Zu beachten ist, dass aufgrund des Austritts des Vereinigten Königreichs aus der EU britische Staatsangehörige seit dem Jahr 2020 in den Meldedaten nicht länger als EU-Bürger*innen gezählt werden. Aus Gründen der Vergleichbarkeit werden in den folgenden Analysen britische Staatsangehörige, unabhängig davon, um welches Jahr es sich handelt, zu den Drittstaatsangehörigen gezählt.

Entwicklung der Zahl der in Berlin gemeldeten Deutschen und Zugewanderten zwischen 2011 und 2021

Die Einwohnerzahl in Berlin ist in den letzten zehn Jahren um 10,2 % gestiegen. Das Bevölkerungswachstum schwankt jedoch von Jahr zu Jahr und war in den letzten 2 Jahren tendenziell geringer als im Jahr 2019. So waren von 2018 auf 2019 21.347 Einwohner*innen mehr in Berlin gemeldet, von 2019 auf 2020 hingegen nur 472. Im Jahr 2021 beträgt die Differenz zum Vorjahr 5.518 Personen.  Damit ist der Zuwachs höher als im Jahr 2020, aber immer noch merklich geringer als in den Vorjahren.

Grafik 1: Anzahl, Wachstum und Anteil an der Gesamtbevölkerung der in Berlin gemeldeten Deutschen, Nichtdeutschen, EU-Bürger*innen, Menschen aus Beitrittskandidatenländern und anderen Drittstaatsangehörigen (2011-2021). Eigene Darstellung nach Amt für Statistik Berlin-Brandenburg © Minor

Jede*r 5. Berliner*in hat keinen deutschen Pass

Ein genauerer Blick auf die Daten zeigt, dass der Rückgang des Bevölkerungswachstums bei Personen mit deutscher Staatsangehörigkeit besonders stark ausfällt, die Zahl der Zugewanderten im Gegensatz dazu steigt. Damit steigt der Anteil der Zugewanderten an der Berliner Bevölkerung von Jahr zu Jahr: Während im Jahr 2011 Zugewanderte 14,0 % der Berliner Bevölkerung bilden, ist dieser Anteil im Jahr 2021 auf 21,5 % gestiegen, sodass Zugewanderte mittlerweile eine zahlenmäßig wichtige Bevölkerungsgruppe in Berlin bilden.

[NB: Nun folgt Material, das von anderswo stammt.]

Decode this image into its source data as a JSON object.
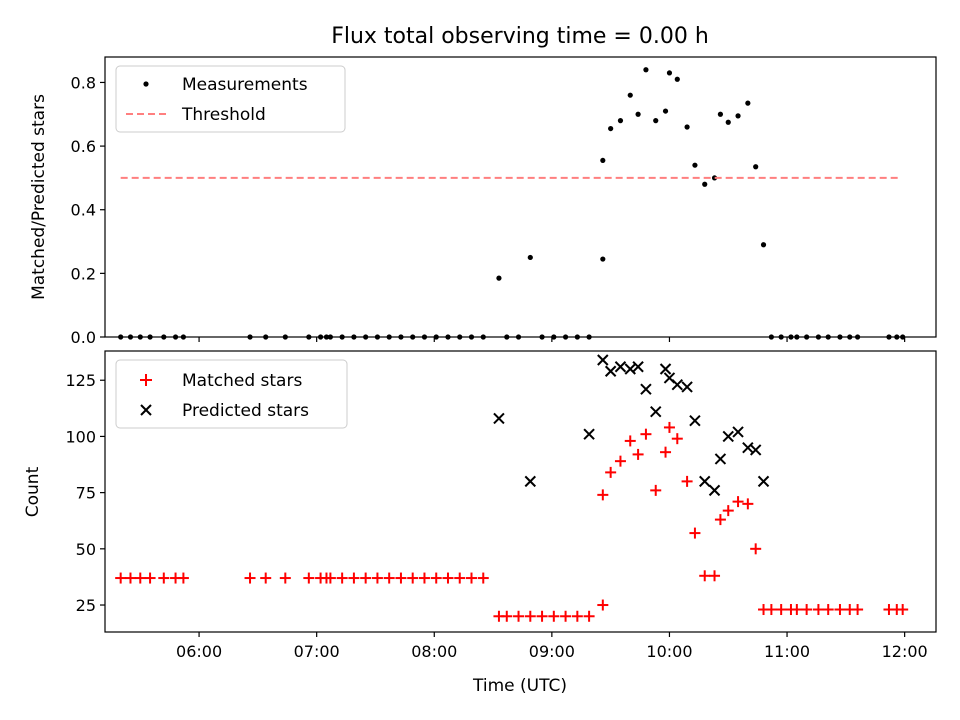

Im Jahr 2021 sind die meisten Zugewanderten in Berlin im erwerbsfähigen Alter (15 bis 65 Jahren, 81,3 % der Zugewanderten), im Vergleich zu deutschen Berliner*innen mit einem  Anteil von 63,0 %. Zugewanderte bringen somit nicht nur gesellschaftliche Vielfalt in die Hauptstadt, sondern können auch einen wichtigen Beitrag auf dem Berliner Arbeitsmarkt leisten.

Betrachtet man die einzelnen (EU)-Staatsangehörigkeiten im Detail, so wird deutlich, dass bei einigen Bevölkerungsgruppen der Anteil der Menschen im erwerbsfähigen Alter größer ist als bei anderen. Besonders hoch ist er bei Personen aus Malta, Luxemburg, Irland und Spanien (91,1 – 93,4 %). Am niedrigsten ist er bei deutschen Staatsangehörigen (63,0 %), gefolgt von Staatsangehörigen aus Moldawien, Kroatien und Bosnien und Herzegowina und Serbien (68,7 % – 74,5 %).

Bei Staatsangehörigen aus Rumänien, Moldawien, Bulgarien und Albanien liegt der Anteil der Kinder und Jugendlichen unter 15 Jahren bei über 15 %. So ist jeder fünfte rumänische Staatsangehörige sowie fast jeder dritte moldawische Staatsangehörige in Berlin unter 15 Jahre alt.

Der Anteil der über 65-Jährigen ist unter deutschen (22,3 %), kroatischen (21,9 %), slowenischen (20,1 %) und türkischen (18,3 %) Staatsangehörigen am höchsten.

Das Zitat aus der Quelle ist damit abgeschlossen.